Lawyer/Mayor of Croton-on-Hudson, N.Y.
Full Name Hector William Thomas
Born 19 September 1866 in New York (Manhattan), New York
Died 30 August 1935 in Croton-on-Hudson, New York
Buried Woodlawn Cemetery, Bronx, New York
Elected 5 June 1915 at age forty-eight
Archivist’s Note: Son-in-law of Russell Sturgis; uncle of Philip G. Bartlett
The life career of Hector W. Thomas contrasted so strikingly at every point with that of his celebrated father that Hector Thomas’ acquaintances would sometimes start with surprise at discovering the relationship. Neither in achievement nor in personality did our Centurion of the second generation remind one in the least of the calm and imaginative Theodore Thomas, who wielded the baton in the old-time concerts at Castle Garden, in the music-centre at the Seventh Avenue entrance to the Park, in the all but legendary Steinway Hall symphony concerts or in the short-lived but well-remembered American opera. There are many of us to whom the picture is still distinct of the conductor who held his excellent orchestra in the hollow of his hand; who made it as proficient in the then newly-introduced Wagnerian opera as in his own beloved Beethoven and Mozart; who used to clap cordially on the shoulder, when he passed down during the intermission, the flutist or violinist that had performed his own part notably, and whose broad shoulders and the back of whose head were most expressive in their mute comment on groups in the audience that persisted in conversation when the conductor had rapped for his orchestra to be ready.

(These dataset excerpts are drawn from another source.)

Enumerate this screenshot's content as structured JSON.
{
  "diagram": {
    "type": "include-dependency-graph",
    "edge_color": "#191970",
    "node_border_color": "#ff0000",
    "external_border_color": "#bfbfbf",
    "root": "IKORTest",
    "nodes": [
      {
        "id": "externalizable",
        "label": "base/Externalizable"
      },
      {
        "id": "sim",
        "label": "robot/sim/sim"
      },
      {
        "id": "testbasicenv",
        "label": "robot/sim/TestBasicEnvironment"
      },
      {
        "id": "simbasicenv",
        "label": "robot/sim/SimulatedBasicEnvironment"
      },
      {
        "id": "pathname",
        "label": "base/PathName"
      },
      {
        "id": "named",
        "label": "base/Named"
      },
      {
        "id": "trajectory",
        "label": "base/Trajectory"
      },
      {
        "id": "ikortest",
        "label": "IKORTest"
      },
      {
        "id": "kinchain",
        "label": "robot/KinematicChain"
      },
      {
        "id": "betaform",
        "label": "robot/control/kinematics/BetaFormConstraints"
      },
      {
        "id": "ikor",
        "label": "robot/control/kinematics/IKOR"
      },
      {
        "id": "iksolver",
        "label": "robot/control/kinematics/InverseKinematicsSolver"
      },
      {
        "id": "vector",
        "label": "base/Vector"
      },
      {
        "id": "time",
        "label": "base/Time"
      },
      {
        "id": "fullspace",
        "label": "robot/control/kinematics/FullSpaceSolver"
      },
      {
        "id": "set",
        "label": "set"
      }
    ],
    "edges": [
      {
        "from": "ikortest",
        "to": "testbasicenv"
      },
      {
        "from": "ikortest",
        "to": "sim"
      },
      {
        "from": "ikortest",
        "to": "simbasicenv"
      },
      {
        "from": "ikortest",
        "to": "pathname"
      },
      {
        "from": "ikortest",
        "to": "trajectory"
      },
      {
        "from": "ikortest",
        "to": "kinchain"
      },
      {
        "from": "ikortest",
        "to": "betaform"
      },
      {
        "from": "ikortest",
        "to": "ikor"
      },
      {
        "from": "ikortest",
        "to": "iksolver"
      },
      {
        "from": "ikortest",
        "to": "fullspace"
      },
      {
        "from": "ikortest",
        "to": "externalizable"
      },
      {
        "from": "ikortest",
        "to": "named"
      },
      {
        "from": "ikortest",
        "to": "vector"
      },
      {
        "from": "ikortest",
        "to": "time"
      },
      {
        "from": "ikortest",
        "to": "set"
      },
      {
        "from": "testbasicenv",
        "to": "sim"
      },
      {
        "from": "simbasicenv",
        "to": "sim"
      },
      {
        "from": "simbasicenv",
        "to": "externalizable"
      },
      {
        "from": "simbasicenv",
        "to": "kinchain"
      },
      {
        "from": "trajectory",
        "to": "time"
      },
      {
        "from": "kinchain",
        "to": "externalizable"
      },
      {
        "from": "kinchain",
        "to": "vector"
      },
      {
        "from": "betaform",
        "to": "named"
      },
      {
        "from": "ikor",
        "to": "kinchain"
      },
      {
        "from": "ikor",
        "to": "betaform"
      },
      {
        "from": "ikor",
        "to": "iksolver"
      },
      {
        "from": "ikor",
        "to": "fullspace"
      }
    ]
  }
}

Hector Thomas was a lawyer; his tastes were political. During fifteen years he had an active hand in state and county politics and, during four years of the period from 1924 to 1934, served as Mayor of Croton. He was a good municipal executive, a steadfast enemy of political intrigue and a leader of the young voters, who followed him enthusiastically. Unlike his father, Mayor Thomas was an American by birth; but inherited allegiance to the ancestral Germany overclouded his relationships when war began in 1914. That may have been why Thomas came so seldom to the Century. But with him, as with the others who suffered in the social cleavage of that earlier war period, the mutual attitude was willingly forgotten when the war was over.